That indeed appears to be true in my limited trials. I hesitate only because I have not tested this as thoroughly as would like. I only just discovered this about a month ago. At the risk of offending the Avid faithful, let me elaborate.
My offline HD Sequence is sourced with full quality original, scaled to compose inside a 5.33:1 letterbox mask. For projection tests, I nested this sequence into 3 HD sequences, then scaled the nested sequences to fill the new frames. The result is three HD masters, each one third of my final three projector image. Judging by eye on my HD output monitors the resulting image quality appears to be the same as I would get if I had originally composed at that size.
This was not a total surprise when I tried it. In my limited experience, it makes no difference how and when you scale something in Premiere. The resulting renders always looks the same. I suspect, but have not yet tested, that if I were to cut 4k original in an HD sequence and then export this at 4K, the result would be a 4K render. If you change the resolution settings of a sequence, Premiere may get confused about scale settings, but if you scale the entire sequence, you do not appear to lose quality.
And then there is the on-the-fly performance. Most of my sequence is two to four layers of video (not including the alpha channel mask) all scaled; HD, SD, some very large stills, and some 4K all unconverted master quality. I'm cutting on a 2009 quad-core with 16GB of RAM and a modern nVidia card (graphic acceleration is key for Premiere). I generally set the canvas to 1/2 or 1/4 resolution with the AJA Kona output off (a drag on performance). I rarely have to render to get reasonable playback.
I did pretty much the same thing in Avid v7 last year, on the same machine. I could not play three scaled streams successfully without rendering with any settings. In Avid, hitting render after setting each clip became habitual.
I feel the need to repeat that I am not dumping on Avid. I've been cutting on Avid's since 1992. I love the company and I understand the product well. This is simply not Avid's strength.
Cheers,
tod
Very interesting, Tod, thanks.
I was wondering about what happened to resolution when you start nesting Adobe sequences. So it sounds like you can scale a 4K source into an HD frame, then nest that HD frame into another sequence, blow up the part you're interested in, and preserve the underlying 4K quality without worrying about intermediate downscaling. Is that right?
Thanks,
--Michael
On Mar 16, 2016, at 11:58 PM, Michael Brockington mbrock321@gmail.com [Avid-L2] <Avid-L2@yahoogroups.com> wrote:
This upcoming project will use a custom raster - probably something like
5276x1920, so about 5xHD frames stacked sideways, which would be about
25% more pixels than a 4K frame.
At the risk of oversimplifying, this is a no-brainer for me. Nothing can touch the Adobe Creative suite for this type of production. There's a lot to love about Avid, but multi-image production is definitely not one of them. Resolution independence is THE thing that Adobe does better than everyone else.

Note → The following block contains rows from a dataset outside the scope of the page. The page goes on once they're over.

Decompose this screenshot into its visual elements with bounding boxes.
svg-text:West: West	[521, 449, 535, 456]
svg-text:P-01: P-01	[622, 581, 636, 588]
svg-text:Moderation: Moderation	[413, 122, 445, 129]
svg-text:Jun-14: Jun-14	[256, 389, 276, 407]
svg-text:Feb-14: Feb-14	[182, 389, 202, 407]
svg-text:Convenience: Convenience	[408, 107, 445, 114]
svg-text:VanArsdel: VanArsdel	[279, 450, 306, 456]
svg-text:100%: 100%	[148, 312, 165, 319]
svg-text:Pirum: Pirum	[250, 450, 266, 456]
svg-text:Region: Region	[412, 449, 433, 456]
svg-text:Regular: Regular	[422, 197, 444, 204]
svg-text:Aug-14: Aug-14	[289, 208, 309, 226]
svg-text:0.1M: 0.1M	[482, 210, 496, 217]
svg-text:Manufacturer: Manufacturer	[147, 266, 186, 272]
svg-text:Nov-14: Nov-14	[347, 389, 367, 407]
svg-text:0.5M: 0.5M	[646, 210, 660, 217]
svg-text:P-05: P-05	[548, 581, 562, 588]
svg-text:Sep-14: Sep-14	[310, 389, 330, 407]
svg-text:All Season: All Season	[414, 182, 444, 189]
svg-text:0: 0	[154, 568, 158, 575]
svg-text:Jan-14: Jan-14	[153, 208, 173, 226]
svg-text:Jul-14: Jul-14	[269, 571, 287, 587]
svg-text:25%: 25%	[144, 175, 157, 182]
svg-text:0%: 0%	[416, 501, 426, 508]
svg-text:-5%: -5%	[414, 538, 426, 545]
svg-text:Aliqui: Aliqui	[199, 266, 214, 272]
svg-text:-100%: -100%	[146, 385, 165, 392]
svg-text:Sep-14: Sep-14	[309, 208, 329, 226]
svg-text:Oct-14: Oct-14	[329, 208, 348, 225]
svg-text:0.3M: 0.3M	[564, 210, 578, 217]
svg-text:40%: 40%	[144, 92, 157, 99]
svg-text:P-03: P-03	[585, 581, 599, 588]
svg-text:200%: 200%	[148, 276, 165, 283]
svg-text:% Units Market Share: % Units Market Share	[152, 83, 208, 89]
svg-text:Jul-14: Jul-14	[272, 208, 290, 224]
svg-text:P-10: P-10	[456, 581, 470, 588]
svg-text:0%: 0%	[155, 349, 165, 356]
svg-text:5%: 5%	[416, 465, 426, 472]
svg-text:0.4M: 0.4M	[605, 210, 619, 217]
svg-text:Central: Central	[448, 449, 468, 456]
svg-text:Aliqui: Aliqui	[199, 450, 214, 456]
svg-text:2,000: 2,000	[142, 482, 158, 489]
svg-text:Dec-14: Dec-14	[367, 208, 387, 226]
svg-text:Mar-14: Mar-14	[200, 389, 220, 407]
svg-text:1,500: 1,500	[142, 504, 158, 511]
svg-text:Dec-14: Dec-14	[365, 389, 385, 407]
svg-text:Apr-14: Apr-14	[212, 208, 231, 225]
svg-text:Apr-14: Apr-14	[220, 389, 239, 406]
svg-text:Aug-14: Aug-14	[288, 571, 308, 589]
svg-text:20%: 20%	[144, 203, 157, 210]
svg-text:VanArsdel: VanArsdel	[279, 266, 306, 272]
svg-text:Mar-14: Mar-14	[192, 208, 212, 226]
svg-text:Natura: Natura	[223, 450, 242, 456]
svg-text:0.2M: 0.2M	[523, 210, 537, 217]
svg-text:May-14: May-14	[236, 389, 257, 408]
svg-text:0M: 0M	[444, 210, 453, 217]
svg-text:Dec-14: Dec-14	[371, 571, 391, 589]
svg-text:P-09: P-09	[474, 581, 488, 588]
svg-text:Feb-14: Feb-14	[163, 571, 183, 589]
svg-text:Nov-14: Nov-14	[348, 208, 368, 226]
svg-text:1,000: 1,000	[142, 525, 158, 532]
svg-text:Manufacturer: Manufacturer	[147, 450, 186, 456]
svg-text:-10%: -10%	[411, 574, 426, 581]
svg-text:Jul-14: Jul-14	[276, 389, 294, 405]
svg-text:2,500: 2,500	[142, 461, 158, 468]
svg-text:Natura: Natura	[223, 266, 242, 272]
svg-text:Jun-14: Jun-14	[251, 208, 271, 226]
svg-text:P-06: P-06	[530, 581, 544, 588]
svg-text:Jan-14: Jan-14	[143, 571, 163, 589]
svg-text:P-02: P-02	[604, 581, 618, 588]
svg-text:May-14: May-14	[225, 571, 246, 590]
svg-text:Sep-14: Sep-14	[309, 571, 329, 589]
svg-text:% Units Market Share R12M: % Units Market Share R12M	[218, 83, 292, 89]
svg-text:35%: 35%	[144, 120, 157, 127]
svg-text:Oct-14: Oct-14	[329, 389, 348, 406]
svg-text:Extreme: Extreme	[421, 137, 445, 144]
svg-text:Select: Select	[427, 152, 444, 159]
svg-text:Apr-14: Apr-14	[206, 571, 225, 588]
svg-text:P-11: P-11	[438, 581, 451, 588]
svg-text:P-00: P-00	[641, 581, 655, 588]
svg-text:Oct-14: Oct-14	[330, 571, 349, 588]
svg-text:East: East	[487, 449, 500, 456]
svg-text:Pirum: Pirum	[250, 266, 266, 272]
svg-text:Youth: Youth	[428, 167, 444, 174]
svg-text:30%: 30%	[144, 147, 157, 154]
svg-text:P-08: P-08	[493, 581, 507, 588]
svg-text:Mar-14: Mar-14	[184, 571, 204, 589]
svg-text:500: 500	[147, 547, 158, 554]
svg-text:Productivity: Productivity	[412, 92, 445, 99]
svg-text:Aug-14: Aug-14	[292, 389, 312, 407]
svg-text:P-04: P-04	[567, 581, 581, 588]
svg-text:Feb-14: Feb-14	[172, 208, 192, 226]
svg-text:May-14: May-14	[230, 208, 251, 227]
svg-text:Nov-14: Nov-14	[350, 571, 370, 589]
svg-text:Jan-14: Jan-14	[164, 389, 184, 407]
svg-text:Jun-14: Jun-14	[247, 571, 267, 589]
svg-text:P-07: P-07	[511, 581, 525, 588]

I've been cutting multi-image productions for 25 years using both Avid and Final Cut. Last year I finished three screen and six screen productions using Avid v7. About 45% of these shows had to round trip with AE. At the same time, two of my "junior" editors finished two seamless three-screen productions, and a three-stream "Mosaic" production using Premiere and After Effects. This was a direct, side-by-side test in real world production over a year's time.
The Adobe workflow is wildly superior for multi-screen. Resolution flexibility and round-tripping between Premiere and After Effects is a killer combo.
I am now cutting a 5760x1080, three-projector, mixed format production using Premiere on an eight year old quad-core with Kona3. I am off-lining in an HD sequence using full resolution sources including 4K. No conversion of footage. I can take this low-res sequence and drop it into three master resolution sequences and output at master quality for projection tests. One frame adjustment. Shockingly easy.
I am not an Adobe fan and I am a long-time Avid fan. I've only been editing seriously with Premiere for a year. I would be very, very unhappy if you took Premiere away from me right now.